Pour s’approprier ces outils, les formations ont presque disparues au profit d’informations, envoyées par mail à des salariés qui croulent déjà sous leur nombre.
Les supports pdf ne suffisent pas. Les formations suivies par des dizaines de salariés en même temps sur Skype ne suffisent pas.
L’absence de formation en salle réduit les échanges entre les salariés autant que les possibilités de comprendre le but recherché.
Dans beaucoup de bureau c’est la compréhension et le sens même du travail qui s’érode à force de formations inadaptées et d’indicateurs toujours plus nombreux.
On dit que quand un indicateur devient un objectif, il cesse d’être pertinent. Pourtant les salariés sont régulièrement challengé sur des dizaines d’indicateurs. Cela n’a pas de sens et cela fait perdre le sens même du travail.
Enfin nous voulions vous parler d’un irritant plus spécifique aux ateliers, "le petit outillage".
Vous investissez dans l’outil industriel. Nous ne le nions pas. Mais si de nouveaux moyens, de nouveaux bâtis, de nouveaux bâtiments voient le jour, en atelier, les salariés sont trop souvent confrontés au manque d'outils de tous les jours que sont les visseuses, perceuses, clefs à cliquet, aspirateurs portable, pinces, …

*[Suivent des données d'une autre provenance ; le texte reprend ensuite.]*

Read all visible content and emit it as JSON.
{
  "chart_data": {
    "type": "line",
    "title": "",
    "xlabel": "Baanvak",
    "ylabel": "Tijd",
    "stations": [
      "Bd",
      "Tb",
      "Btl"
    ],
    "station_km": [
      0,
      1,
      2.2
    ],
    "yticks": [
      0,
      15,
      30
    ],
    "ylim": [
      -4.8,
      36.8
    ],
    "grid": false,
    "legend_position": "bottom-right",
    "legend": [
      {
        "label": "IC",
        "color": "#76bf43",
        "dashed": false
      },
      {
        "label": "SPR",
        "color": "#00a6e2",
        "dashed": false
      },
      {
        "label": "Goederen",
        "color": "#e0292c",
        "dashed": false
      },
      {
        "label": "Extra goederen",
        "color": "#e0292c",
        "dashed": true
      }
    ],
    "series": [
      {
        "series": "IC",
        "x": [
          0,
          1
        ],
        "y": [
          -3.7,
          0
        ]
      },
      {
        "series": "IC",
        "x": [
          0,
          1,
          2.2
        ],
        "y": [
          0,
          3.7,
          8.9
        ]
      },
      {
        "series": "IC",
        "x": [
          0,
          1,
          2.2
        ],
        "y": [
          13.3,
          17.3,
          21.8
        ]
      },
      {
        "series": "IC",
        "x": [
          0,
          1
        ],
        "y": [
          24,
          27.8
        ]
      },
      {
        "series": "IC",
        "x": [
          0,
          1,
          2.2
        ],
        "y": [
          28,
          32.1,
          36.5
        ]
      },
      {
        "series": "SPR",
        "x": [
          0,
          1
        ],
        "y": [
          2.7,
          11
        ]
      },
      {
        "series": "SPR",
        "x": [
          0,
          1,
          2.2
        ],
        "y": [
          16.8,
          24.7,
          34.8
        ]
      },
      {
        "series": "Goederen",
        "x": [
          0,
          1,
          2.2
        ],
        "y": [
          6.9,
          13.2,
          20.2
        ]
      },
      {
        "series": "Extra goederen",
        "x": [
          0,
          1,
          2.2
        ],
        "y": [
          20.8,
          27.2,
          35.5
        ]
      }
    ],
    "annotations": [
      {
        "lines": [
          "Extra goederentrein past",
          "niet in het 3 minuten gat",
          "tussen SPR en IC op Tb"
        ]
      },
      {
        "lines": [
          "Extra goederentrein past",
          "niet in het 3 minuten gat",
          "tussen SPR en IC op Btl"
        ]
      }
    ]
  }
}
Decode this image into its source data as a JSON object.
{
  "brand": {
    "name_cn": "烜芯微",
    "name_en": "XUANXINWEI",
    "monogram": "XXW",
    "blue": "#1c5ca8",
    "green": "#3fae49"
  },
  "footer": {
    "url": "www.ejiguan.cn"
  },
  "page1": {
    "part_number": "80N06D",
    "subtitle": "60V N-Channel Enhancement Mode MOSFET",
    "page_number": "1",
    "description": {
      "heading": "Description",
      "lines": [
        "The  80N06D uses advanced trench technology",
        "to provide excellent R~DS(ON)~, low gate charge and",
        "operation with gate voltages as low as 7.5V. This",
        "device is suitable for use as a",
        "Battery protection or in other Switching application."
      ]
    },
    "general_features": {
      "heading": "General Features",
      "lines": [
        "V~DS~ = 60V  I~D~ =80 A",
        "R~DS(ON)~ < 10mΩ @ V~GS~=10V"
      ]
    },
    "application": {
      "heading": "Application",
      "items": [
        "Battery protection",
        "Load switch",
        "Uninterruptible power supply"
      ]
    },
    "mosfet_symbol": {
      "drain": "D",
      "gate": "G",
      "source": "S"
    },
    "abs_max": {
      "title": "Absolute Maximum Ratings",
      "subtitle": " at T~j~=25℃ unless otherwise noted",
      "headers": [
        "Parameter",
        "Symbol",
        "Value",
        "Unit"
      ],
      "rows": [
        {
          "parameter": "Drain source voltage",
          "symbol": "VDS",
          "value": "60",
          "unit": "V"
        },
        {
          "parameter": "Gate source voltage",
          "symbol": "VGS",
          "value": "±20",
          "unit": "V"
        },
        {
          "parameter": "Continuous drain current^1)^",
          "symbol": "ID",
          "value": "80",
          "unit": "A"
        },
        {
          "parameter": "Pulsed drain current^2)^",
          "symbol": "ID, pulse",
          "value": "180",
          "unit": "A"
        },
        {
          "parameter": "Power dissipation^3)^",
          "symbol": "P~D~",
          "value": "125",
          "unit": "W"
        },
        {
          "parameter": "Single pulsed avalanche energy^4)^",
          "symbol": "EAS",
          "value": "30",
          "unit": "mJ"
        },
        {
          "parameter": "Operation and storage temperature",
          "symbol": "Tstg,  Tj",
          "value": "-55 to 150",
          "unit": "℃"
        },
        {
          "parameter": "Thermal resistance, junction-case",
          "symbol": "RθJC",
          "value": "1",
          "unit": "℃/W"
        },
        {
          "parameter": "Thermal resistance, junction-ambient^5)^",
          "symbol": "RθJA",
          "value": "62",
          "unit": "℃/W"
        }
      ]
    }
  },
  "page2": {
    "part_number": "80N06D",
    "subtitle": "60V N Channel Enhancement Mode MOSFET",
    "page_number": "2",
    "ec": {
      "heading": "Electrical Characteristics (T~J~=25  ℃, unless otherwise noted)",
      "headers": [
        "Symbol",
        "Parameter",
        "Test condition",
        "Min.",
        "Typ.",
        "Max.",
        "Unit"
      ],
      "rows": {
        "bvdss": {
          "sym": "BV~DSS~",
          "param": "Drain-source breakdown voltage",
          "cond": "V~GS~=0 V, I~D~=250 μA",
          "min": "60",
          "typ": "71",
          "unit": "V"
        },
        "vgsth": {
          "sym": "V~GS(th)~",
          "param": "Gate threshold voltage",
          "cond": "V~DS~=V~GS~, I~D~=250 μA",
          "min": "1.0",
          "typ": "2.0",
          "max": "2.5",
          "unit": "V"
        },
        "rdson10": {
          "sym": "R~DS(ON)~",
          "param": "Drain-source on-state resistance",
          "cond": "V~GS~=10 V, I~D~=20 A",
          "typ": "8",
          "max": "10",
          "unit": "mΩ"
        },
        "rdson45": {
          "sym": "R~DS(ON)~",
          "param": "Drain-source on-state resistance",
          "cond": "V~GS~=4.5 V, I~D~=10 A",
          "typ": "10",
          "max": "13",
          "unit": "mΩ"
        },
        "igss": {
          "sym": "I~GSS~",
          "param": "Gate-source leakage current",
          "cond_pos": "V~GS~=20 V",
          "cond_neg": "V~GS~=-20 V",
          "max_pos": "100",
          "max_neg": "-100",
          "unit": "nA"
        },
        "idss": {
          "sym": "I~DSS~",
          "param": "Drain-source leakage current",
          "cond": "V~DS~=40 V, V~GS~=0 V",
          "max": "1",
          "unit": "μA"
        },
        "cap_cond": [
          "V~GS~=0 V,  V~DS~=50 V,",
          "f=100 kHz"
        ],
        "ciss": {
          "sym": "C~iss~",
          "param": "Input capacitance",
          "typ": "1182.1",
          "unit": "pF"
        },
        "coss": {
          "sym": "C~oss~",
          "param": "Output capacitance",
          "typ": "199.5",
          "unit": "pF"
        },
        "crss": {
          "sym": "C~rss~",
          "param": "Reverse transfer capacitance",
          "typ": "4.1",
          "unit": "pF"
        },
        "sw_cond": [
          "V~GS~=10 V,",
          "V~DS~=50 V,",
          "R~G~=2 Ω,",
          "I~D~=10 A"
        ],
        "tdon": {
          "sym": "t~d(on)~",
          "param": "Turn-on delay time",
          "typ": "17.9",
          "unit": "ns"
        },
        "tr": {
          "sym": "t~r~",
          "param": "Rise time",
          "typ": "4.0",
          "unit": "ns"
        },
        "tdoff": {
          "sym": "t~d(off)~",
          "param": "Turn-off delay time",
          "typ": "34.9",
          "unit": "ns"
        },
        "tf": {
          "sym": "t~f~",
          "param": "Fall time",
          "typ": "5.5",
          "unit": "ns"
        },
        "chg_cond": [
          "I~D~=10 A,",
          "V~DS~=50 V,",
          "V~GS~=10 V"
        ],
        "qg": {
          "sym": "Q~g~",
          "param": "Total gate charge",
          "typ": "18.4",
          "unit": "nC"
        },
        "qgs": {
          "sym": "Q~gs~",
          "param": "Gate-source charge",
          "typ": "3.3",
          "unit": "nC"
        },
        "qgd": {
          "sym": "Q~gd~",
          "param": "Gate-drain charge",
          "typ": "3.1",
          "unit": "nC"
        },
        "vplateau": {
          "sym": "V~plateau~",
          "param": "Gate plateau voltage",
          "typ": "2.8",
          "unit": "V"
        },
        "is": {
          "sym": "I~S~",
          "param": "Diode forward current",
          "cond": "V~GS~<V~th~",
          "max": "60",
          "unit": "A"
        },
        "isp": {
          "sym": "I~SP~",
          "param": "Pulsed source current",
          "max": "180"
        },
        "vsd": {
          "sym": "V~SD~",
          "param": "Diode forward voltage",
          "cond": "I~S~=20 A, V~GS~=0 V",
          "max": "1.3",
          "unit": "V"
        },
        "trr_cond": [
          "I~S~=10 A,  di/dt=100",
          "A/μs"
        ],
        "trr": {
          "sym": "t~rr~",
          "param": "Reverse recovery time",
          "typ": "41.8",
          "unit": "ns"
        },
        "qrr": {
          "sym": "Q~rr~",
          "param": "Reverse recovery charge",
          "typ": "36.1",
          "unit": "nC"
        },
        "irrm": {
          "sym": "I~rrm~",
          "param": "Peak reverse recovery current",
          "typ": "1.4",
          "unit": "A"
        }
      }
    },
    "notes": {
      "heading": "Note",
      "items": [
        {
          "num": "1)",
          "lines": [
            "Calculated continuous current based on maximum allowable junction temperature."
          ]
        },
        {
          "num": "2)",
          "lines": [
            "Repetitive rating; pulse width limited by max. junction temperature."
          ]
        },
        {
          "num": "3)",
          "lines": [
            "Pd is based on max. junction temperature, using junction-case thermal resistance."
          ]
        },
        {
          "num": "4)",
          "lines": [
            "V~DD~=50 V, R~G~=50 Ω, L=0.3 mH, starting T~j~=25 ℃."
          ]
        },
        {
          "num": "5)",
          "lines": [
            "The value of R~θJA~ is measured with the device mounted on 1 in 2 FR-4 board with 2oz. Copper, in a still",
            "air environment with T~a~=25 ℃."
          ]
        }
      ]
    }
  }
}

A l’heure où vous cherchez à revenir aux performances passées il est incompréhensible que vous acceptiez que les salariés attendent qu’un outil soit disponible pour pouvoir travailler.
Il est incompréhensible qu’il faille se déplacer plusieurs fois par jour pour aller chercher des outils plutôt que de les mettre en nombre suffisant à chaque poste de travail.
C’est à la fois une perte de temps mais aussi une source d’énervement pour les salariés concernés.
Si vous cherchez à gagner du temps, sachez qu’un recensement et un investissement massif dans le petit outillage est là aussi un moyen de travailler de façon plus sereine et plus efficace.
M. Le Président, la motivation, la bonne santé mentale et physique, la formation et la mise à disposition des outils sont les clefs de nos succès futurs. La CFDT vous invite à les mettre au cœur de la stratégie de l’entreprise pour les mois à venir.